Gumboot Dance – A shared South African story

There is a lot that South Africans can be proud of. South Africans are revered internationally for their ability to turn lemons into lemonade and to be innovative in the face of adversity.

One such innovation that South Africans can be proud of is gumboot dance. Today, it is common to find people orderly grouped, wearing mining gear, stepping creatively, clapping hands and banging their chests to create polyrhythmic sounds performing isicathulo or gumboot dance as it is otherwise known, in front of  South Africans and tourists alike.

Rooted in the country’s early commercial mining ages at the end of the 19th century, the dance was not always meant to entertain. In fact, it was not even regarded as a dance at first, but was utilised as a communicative tool by black mine workers prohibited from engaging in talking, singing or any oral activity at the mines by the mine bosses of the time, the architects of South Africa’s monopoly capitalism.

The gumboot dance must not be misunderstood as specifically linked to a particular ethnic group. The country’s early spatial arrangements meant that economic activity could only successfully take place through the utilisation of migrant labour. It is, therefore, not difficult to understand why mine workers during those days were migrant labourers and why this is, to a large extent, still the case today.

Gumboot dance was hence formed by men from different ethnic groups with different language backgrounds, possessing wide-ranging customs and who possibly even engaged in different cultural activities.
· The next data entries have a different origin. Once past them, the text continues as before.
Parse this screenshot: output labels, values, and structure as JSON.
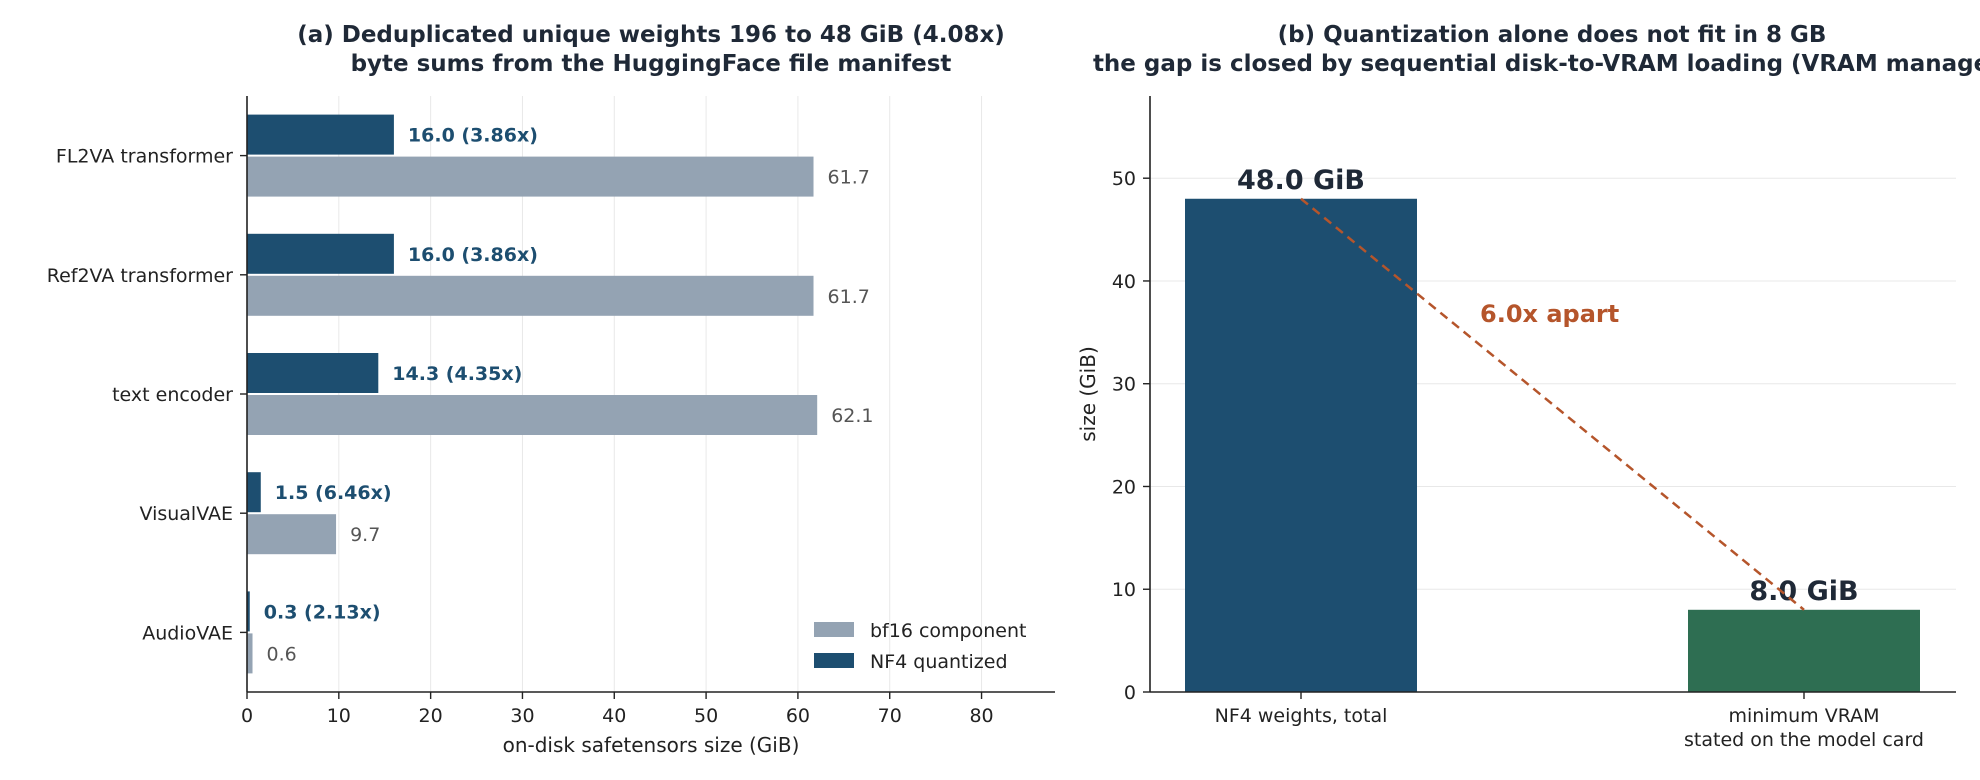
{
  "chart_data": [
    {
      "type": "bar",
      "orientation": "horizontal",
      "title": "(a) Deduplicated unique weights 196 to 48 GiB (4.08x)",
      "subtitle": "byte sums from the HuggingFace file manifest",
      "xlabel": "on-disk safetensors size (GiB)",
      "xlim": [
        0,
        88
      ],
      "xticks": [
        "0",
        "10",
        "20",
        "30",
        "40",
        "50",
        "60",
        "70",
        "80"
      ],
      "grid": "vertical",
      "legend_position": "bottom-right",
      "categories": [
        "FL2VA transformer",
        "Ref2VA transformer",
        "text encoder",
        "VisualVAE",
        "AudioVAE"
      ],
      "series": [
        {
          "name": "bf16 component",
          "color": "#94a3b3",
          "values": [
            61.7,
            61.7,
            62.1,
            9.7,
            0.6
          ],
          "labels": [
            "61.7",
            "61.7",
            "62.1",
            "9.7",
            "0.6"
          ]
        },
        {
          "name": "NF4 quantized",
          "color": "#1d4e70",
          "values": [
            16.0,
            16.0,
            14.3,
            1.5,
            0.3
          ],
          "labels": [
            "16.0  (3.86x)",
            "16.0  (3.86x)",
            "14.3  (4.35x)",
            "1.5  (6.46x)",
            "0.3  (2.13x)"
          ]
        }
      ]
    },
    {
      "type": "bar",
      "title": "(b) Quantization alone does not fit in 8 GB",
      "subtitle": "the gap is closed by sequential disk-to-VRAM loading (VRAM manager)",
      "ylabel": "size (GiB)",
      "ylim": [
        0,
        58
      ],
      "yticks": [
        "0",
        "10",
        "20",
        "30",
        "40",
        "50"
      ],
      "grid": "horizontal",
      "categories": [
        "NF4 weights, total",
        "minimum VRAM\nstated on the model card"
      ],
      "values": [
        48.0,
        8.0
      ],
      "value_labels": [
        "48.0 GiB",
        "8.0 GiB"
      ],
      "colors": [
        "#1d4e70",
        "#2e6e52"
      ],
      "annotation": {
        "text": "6.0x apart",
        "color": "#b5552b"
      }
    }
  ]
}
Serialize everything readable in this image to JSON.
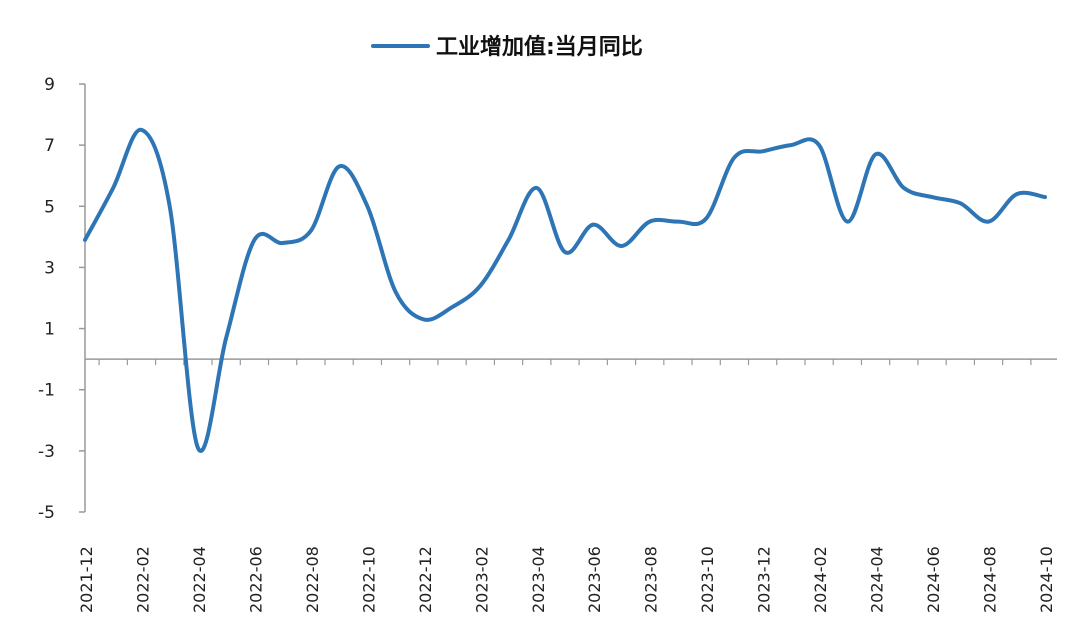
{
  "chart_data": {
    "type": "line",
    "title": "",
    "xlabel": "",
    "ylabel": "",
    "ylim": [
      -5,
      9
    ],
    "yticks": [
      -5,
      -3,
      -1,
      1,
      3,
      5,
      7,
      9
    ],
    "x_tick_labels": [
      "2021-12",
      "2022-02",
      "2022-04",
      "2022-06",
      "2022-08",
      "2022-10",
      "2022-12",
      "2023-02",
      "2023-04",
      "2023-06",
      "2023-08",
      "2023-10",
      "2023-12",
      "2024-02",
      "2024-04",
      "2024-06",
      "2024-08",
      "2024-10"
    ],
    "legend": {
      "position": "top-center"
    },
    "grid": false,
    "color": "#2e75b6",
    "series": [
      {
        "name": "工业增加值:当月同比",
        "x": [
          "2021-12",
          "2022-01",
          "2022-02",
          "2022-03",
          "2022-04",
          "2022-05",
          "2022-06",
          "2022-07",
          "2022-08",
          "2022-09",
          "2022-10",
          "2022-11",
          "2022-12",
          "2023-01",
          "2023-02",
          "2023-03",
          "2023-04",
          "2023-05",
          "2023-06",
          "2023-07",
          "2023-08",
          "2023-09",
          "2023-10",
          "2023-11",
          "2023-12",
          "2024-01",
          "2024-02",
          "2024-03",
          "2024-04",
          "2024-05",
          "2024-06",
          "2024-07",
          "2024-08",
          "2024-09",
          "2024-10"
        ],
        "values": [
          3.9,
          5.6,
          7.5,
          5.0,
          -2.9,
          0.7,
          3.9,
          3.8,
          4.2,
          6.3,
          5.0,
          2.2,
          1.3,
          1.7,
          2.4,
          3.9,
          5.6,
          3.5,
          4.4,
          3.7,
          4.5,
          4.5,
          4.6,
          6.6,
          6.8,
          7.0,
          7.0,
          4.5,
          6.7,
          5.6,
          5.3,
          5.1,
          4.5,
          5.4,
          5.3
        ]
      }
    ]
  }
}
It would thus be fair to characterise the gumboot dance as a hybrid contemporary art form that represents an epoch which gave birth to South Africa’s contemporary township culture.

Pictured are young people from Ilfracombe, a township on the south coast of Durban.

 

Ilfracombe (the township where the above young people are from), or Durban for that matter, has no mines or mining history but gumboot dance has managed to qualify itself as part of life in Ilfracombe, just like it has done in Khayelitsha, KwaMashu, Ga-Rankuwa, Turfloop and other townships. In its spreading, gumboot dance has infiltrated many urban towns and cities in the country.

Some people are worried that authentic aspects of South African culture are lost in the advent and perpetuation of globalisation.  Also, over the decades, activism in the labour sector has resulted in miners’ rights being recognised. As a result, many of today’s mineworkers have never had to use non-oral forms to communicate with other miners.

However, this does not mean the death of gumboot dance. The current social setting in the country, including the manner in which the youth has embraced gumboot dance, provides reason for optimism that gumboot dance will continue to be part of South African performance culture.